Several blocks away is Woody’s Crab House. This place used to be good but is no longer worth consideration in my book. The last time I ate here, with Dick Bregstein and Tony Luna, the soft-shelled crabs tasted like they were caught in the toilet and fried in motor oil. Tony ordered a seafood platter that was 10 percent fried fish and 90 percent hush puppies. And this was not a sudden thing. We’ve noticed a gradual decline in quality at this place over the past two years.

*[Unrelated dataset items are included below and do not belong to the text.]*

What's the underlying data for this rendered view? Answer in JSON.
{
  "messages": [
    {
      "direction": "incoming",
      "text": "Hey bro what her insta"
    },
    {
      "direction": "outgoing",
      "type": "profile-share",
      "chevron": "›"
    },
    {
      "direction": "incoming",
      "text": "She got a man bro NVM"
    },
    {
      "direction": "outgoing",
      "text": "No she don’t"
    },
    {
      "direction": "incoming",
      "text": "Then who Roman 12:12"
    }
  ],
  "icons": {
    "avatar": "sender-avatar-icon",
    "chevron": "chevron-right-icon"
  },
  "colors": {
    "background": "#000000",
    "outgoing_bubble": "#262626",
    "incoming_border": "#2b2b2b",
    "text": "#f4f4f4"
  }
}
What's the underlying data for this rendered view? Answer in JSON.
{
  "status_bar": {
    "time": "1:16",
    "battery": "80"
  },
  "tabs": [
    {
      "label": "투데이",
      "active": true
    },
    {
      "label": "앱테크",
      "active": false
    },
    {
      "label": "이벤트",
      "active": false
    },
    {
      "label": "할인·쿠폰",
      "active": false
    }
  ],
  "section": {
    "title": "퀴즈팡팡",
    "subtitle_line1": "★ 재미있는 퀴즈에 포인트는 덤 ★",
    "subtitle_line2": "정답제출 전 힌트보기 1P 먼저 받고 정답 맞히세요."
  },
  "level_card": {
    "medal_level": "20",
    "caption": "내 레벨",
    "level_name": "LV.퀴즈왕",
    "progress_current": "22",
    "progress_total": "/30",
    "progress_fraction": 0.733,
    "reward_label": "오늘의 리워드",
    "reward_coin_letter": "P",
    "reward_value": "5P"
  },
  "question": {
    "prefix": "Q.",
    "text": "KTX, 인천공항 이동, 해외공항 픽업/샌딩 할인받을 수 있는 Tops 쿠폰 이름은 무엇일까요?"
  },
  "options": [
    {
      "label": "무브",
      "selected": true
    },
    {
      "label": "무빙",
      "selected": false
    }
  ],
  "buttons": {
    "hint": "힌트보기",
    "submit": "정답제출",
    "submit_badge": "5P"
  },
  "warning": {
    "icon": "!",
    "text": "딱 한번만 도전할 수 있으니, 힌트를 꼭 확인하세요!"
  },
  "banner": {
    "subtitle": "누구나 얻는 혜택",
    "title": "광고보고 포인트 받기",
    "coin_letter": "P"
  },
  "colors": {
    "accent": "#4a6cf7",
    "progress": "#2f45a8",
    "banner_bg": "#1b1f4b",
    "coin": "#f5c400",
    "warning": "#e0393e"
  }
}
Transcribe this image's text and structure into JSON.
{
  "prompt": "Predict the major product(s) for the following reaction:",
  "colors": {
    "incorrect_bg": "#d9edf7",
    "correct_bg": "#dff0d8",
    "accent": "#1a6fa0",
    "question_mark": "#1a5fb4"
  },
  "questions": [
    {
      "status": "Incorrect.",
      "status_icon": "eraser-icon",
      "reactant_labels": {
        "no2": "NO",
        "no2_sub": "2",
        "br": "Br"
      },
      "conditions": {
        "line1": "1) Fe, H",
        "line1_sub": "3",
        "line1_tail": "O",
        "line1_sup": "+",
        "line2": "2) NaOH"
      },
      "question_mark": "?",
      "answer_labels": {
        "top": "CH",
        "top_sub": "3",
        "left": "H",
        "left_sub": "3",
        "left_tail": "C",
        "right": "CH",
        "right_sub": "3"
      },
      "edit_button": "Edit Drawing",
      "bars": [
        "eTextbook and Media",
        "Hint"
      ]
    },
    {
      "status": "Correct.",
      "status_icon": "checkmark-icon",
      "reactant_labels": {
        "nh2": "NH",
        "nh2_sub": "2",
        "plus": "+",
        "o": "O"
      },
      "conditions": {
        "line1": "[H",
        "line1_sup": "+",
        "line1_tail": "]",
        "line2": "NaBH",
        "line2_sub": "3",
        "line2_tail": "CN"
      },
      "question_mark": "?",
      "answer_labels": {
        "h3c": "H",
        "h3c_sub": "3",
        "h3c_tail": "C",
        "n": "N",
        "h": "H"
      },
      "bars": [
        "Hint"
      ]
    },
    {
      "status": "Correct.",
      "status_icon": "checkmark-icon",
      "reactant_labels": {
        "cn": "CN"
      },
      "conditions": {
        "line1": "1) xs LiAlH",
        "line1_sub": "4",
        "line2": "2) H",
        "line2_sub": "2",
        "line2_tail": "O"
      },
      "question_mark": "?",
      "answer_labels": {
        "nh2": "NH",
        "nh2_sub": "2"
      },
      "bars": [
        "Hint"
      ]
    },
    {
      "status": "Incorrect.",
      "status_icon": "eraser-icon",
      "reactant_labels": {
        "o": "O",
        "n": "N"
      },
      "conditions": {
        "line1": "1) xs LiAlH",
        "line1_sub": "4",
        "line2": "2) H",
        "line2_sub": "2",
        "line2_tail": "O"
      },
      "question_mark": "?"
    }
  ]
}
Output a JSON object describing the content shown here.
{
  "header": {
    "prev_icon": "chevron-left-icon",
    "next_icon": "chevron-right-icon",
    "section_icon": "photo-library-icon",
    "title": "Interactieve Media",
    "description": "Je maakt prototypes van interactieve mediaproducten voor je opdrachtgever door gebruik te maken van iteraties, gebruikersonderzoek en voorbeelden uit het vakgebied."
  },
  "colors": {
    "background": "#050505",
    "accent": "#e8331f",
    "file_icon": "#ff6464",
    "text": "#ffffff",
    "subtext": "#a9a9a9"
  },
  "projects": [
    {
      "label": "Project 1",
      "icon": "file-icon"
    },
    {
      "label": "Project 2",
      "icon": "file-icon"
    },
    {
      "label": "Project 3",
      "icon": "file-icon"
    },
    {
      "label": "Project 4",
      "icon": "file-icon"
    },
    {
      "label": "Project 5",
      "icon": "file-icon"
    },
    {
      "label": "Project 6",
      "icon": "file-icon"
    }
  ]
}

Both places can be seasonally mobbed.
About 15 miles west of Elk Neck State Park is the town of Havre de Grace, and home of the Tidewater Grille. This is a superb restaurant, with a commanding view of Chesapeake Bay, at the mouth of the Susquehanna River. Patrons have been known to arrive in boats, float planes, and helicopters. There are both outside and inside tables. The bartenders are competent and dedicated. The food is always good, though with a limited menu in the winter (as you would expect). During crab season, the bill of fare is a lot more expansive.
Cooking and cleaning pots seems like a waste of time with these options available. A pot for making coffee or instant oatmeal may end up being my only concession to the kitchen. Then again, it would be just as easy to get something “to go” from the Nauti-Goose, and to eat it at leisure on the cabin’s little verandah.
Oddly enough, I’m planning on doing this ride alone -- at least the cabin part. There is something about being alone with your thoughts at night, in a strange place, that I find soothing.
©Copyright 2008 Jack Riepe
AKA The Lindbergh Baby (Mac-Pac)
AKA Vindak8r (Delphi)
AKA The Chamberlain -- PS (With A Shrug)
Nice, Jack. I'm looking at a leisurely ride out U.S. 6 when the weather gives us a break. I don't know how far, or for how long. But I remember U.S. 6 from when I was a kid and my parents made yearly trips to Aspen, CO, and much of it on U.S. 6 or U.S. 40, before Eisenhower (or whoever it was) decided we needed Autobahns.